Ballett – das ist Anmut und getanzte Musik, aber auch Disziplin und anstrengendes Training. All das fehlt Ballettlehrerin Wiebke Thomae, ihren drei Mitarbeiterinnen und ihren Schülern schon seit über zwei Monaten. Daher sieht Thomae, die in ihrem Kehler Studio nach eigener Aussage vom 13. März bis jetzt „den Stillstand verwaltet“ hat, einer möglichen Wiedereröffnung am Dienstag, 2. Juni, hoffnungsfroh entgegen.

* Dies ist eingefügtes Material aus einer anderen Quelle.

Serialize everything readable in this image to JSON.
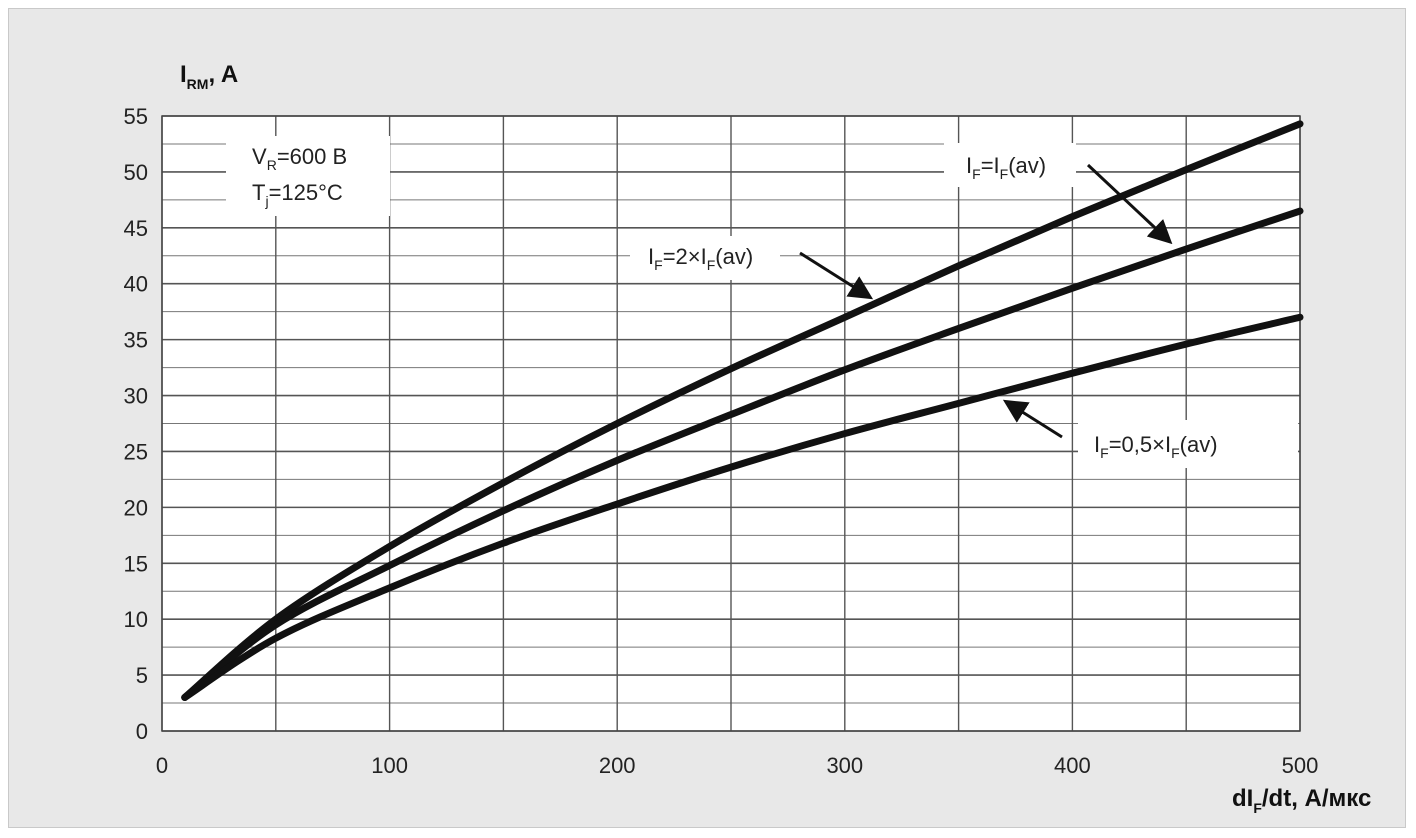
{
  "chart_data": {
    "type": "line",
    "ylabel_main": "I",
    "ylabel_sub": "RM",
    "ylabel_tail": ", A",
    "xlabel_main": "dI",
    "xlabel_sub": "F",
    "xlabel_tail": "/dt, А/мкс",
    "xlim": [
      0,
      500
    ],
    "ylim": [
      0,
      55
    ],
    "x_ticks": [
      0,
      100,
      200,
      300,
      400,
      500
    ],
    "y_ticks": [
      0,
      5,
      10,
      15,
      20,
      25,
      30,
      35,
      40,
      45,
      50,
      55
    ],
    "grid": true,
    "conditions": {
      "line1": {
        "main": "V",
        "sub": "R",
        "tail": "=600 В"
      },
      "line2": {
        "main": "T",
        "sub": "j",
        "tail": "=125°C"
      }
    },
    "series": [
      {
        "label_parts": [
          "I",
          "F",
          "=2×I",
          "F",
          "(av)"
        ],
        "x": [
          10,
          50,
          100,
          150,
          200,
          250,
          300,
          350,
          400,
          450,
          500
        ],
        "y": [
          3,
          10,
          16.5,
          22.2,
          27.5,
          32.4,
          37.0,
          41.6,
          46.0,
          50.2,
          54.3
        ]
      },
      {
        "label_parts": [
          "I",
          "F",
          "=I",
          "F",
          "(av)"
        ],
        "x": [
          10,
          50,
          100,
          150,
          200,
          250,
          300,
          350,
          400,
          450,
          500
        ],
        "y": [
          3,
          9.5,
          14.8,
          19.7,
          24.2,
          28.3,
          32.3,
          36.0,
          39.6,
          43.1,
          46.5
        ]
      },
      {
        "label_parts": [
          "I",
          "F",
          "=0,5×I",
          "F",
          "(av)"
        ],
        "x": [
          10,
          50,
          100,
          150,
          200,
          250,
          300,
          350,
          400,
          450,
          500
        ],
        "y": [
          3,
          8.3,
          12.8,
          16.8,
          20.3,
          23.6,
          26.6,
          29.3,
          32.0,
          34.6,
          37.0
        ]
      }
    ]
  }
}
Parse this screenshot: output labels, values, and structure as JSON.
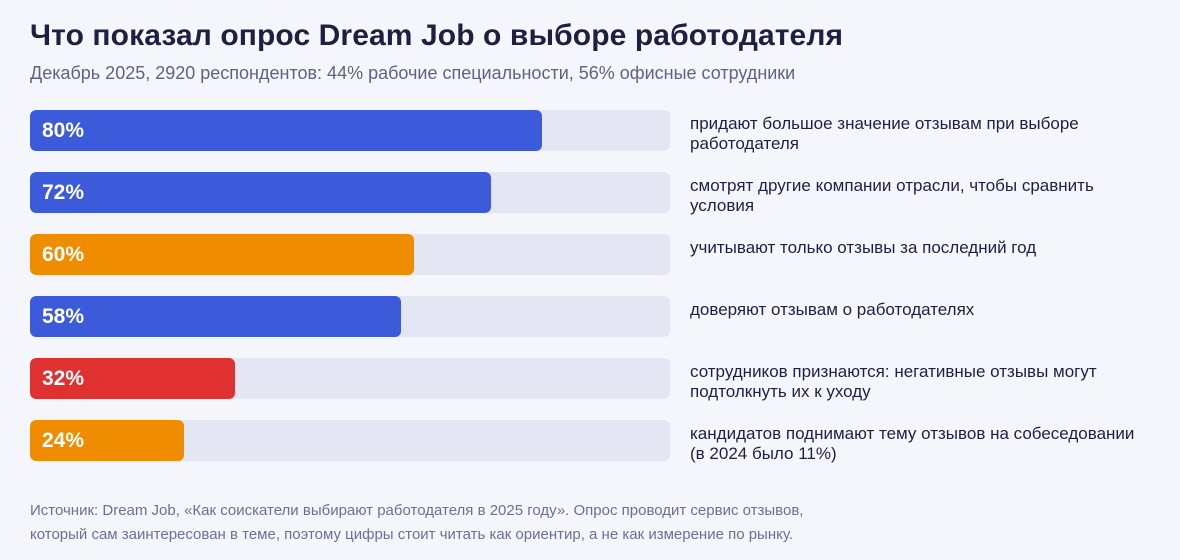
{
  "title": "Что показал опрос Dream Job о выборе работодателя",
  "subtitle": "Декабрь 2025, 2920 респондентов: 44% рабочие специальности, 56% офисные сотрудники",
  "colors": {
    "blue": "#3b5bdb",
    "orange": "#f08c00",
    "red": "#e03131",
    "track": "#e4e6f4"
  },
  "chart_data": {
    "type": "bar",
    "orientation": "horizontal",
    "xlim": [
      0,
      100
    ],
    "bars": [
      {
        "value": 80,
        "value_label": "80%",
        "label": "придают большое значение отзывам при выборе работодателя",
        "color": "blue"
      },
      {
        "value": 72,
        "value_label": "72%",
        "label": "смотрят другие компании отрасли, чтобы сравнить условия",
        "color": "blue"
      },
      {
        "value": 60,
        "value_label": "60%",
        "label": "учитывают только отзывы за последний год",
        "color": "orange"
      },
      {
        "value": 58,
        "value_label": "58%",
        "label": "доверяют отзывам о работодателях",
        "color": "blue"
      },
      {
        "value": 32,
        "value_label": "32%",
        "label": "сотрудников признаются: негативные отзывы могут подтолкнуть их к уходу",
        "color": "red"
      },
      {
        "value": 24,
        "value_label": "24%",
        "label": "кандидатов поднимают тему отзывов на собеседовании (в 2024 было 11%)",
        "color": "orange"
      }
    ]
  },
  "source": {
    "line1": "Источник: Dream Job, «Как соискатели выбирают работодателя в 2025 году». Опрос проводит сервис отзывов,",
    "line2": "который сам заинтересован в теме, поэтому цифры стоит читать как ориентир, а не как измерение по рынку."
  }
}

Nach langen Wochen der Ungewissheit und widersprüchlichen Auskünften gibt es endlich eine klare Ansage. Aber eines wird dabei auch deutlich: „Eine Rückkehr zum Regelunterricht wird es leider nicht werden“. Nach der neuen Verordnung vom 22. Mai werden – wie überall – auch im Ballettstudio ein strenges Kontaktverbot und das generelle Abstandsgebot und die Hygieneregeln gelten. Schwieriger wird es mit der Ausgestaltung von tanzspezifischen Auflagen: Wird beim Training der Standort beibehalten, müssen jeder Person zehn Quadratmeter Fläche zur Verfügung stehen. „Das bekommen wir in unseren großzügigen Räumen noch gut hin,“ so Thomae.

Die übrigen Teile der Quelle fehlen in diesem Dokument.